Ketika Nabi Muhammad (salallahu alaihi wasallam) berniat untuk tidur, beliau akan mengambil tempat tidur yang ingin digunakan dan menggetarkannya tiga kali di sisi yang dekat dengan tubuhnya. Diriwayatkan dari Abu Hurayra (semoga Allah meridhoi beliau) bahwa Nabi bersabda: "Ketika salah satu dari kalian pergi ke tempat tidur, hendaklah ia mengambil bagian dalam pakaiannya dan menggetarkan tempat tidurnya dengan itu, sambil mengucapkan nama Allah, karena ia tidak tahu apa yang mungkin saja telah datang ke tempat tidurnya setelah ia meninggalkannya.

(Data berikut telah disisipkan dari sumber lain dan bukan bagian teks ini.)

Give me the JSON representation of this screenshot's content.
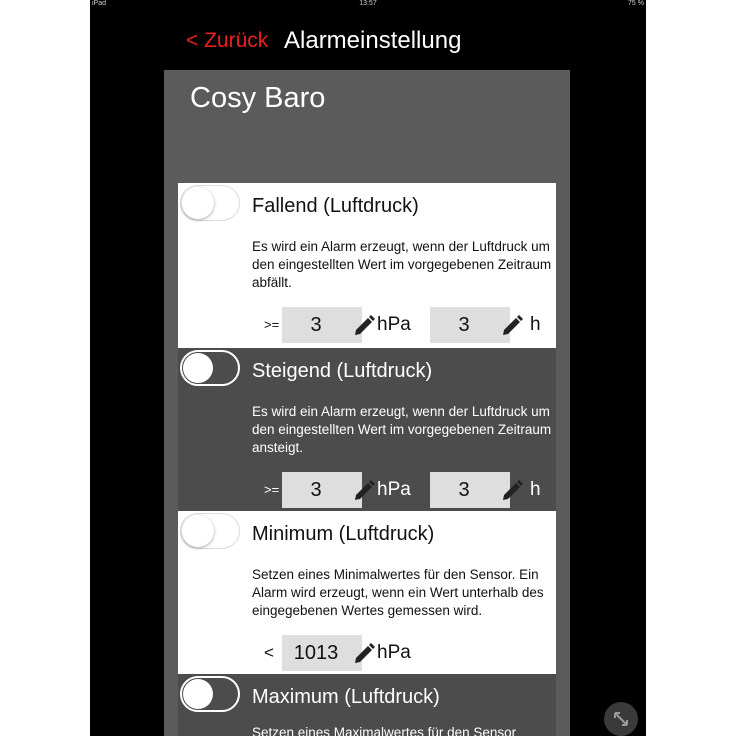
{
  "status": {
    "left": "iPad",
    "time": "13:57",
    "battery": "75 %"
  },
  "nav": {
    "back_label": "< Zurück",
    "title": "Alarmeinstellung"
  },
  "device": {
    "name": "Cosy Baro"
  },
  "alarms": [
    {
      "title": "Fallend (Luftdruck)",
      "description": "Es wird ein Alarm erzeugt, wenn der Luftdruck um den eingestellten Wert im vorgegebenen Zeitraum abfällt.",
      "operator": ">=",
      "value": "3",
      "unit": "hPa",
      "time_value": "3",
      "time_unit": "h",
      "enabled": false
    },
    {
      "title": "Steigend (Luftdruck)",
      "description": "Es wird ein Alarm erzeugt, wenn der Luftdruck um den eingestellten Wert im vorgegebenen Zeitraum ansteigt.",
      "operator": ">=",
      "value": "3",
      "unit": "hPa",
      "time_value": "3",
      "time_unit": "h",
      "enabled": false
    },
    {
      "title": "Minimum (Luftdruck)",
      "description": "Setzen eines Minimalwertes für den Sensor. Ein Alarm wird erzeugt, wenn ein Wert unterhalb des eingegebenen Wertes gemessen wird.",
      "operator": "<",
      "value": "1013",
      "unit": "hPa",
      "enabled": false
    },
    {
      "title": "Maximum (Luftdruck)",
      "description": "Setzen eines Maximalwertes für den Sensor",
      "enabled": false
    }
  ],
  "colors": {
    "accent": "#e8201e",
    "panel": "#5b5b5b",
    "dark_card": "#4c4c4c",
    "input": "#dedede"
  },
  "icons": {
    "edit": "pencil-icon",
    "fullscreen": "resize-icon"
  }
}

Ketika ia berbaring, hendaklah ia berbaring di sisi kanannya dan mengucapkan: 'Maha Suci Engkau, ya Allah, Tuhanku. Aku berbaring di sisiku dengan nama-Mu, dan aku mengangkatnya dengan nama-Mu. Jika Engkau mengambil jiwaku, ampunilah dia, dan jika Engkau mengembalikannya, lindungilah dia sebagaimana Engkau melindungi hamba-hamba-Mu yang saleh'."
Diketahui juga dari kebiasaannya bahwa beliau meletakkan tangan kanannya di bawah pipi dan menghadap ke arah Qibla saat tidur.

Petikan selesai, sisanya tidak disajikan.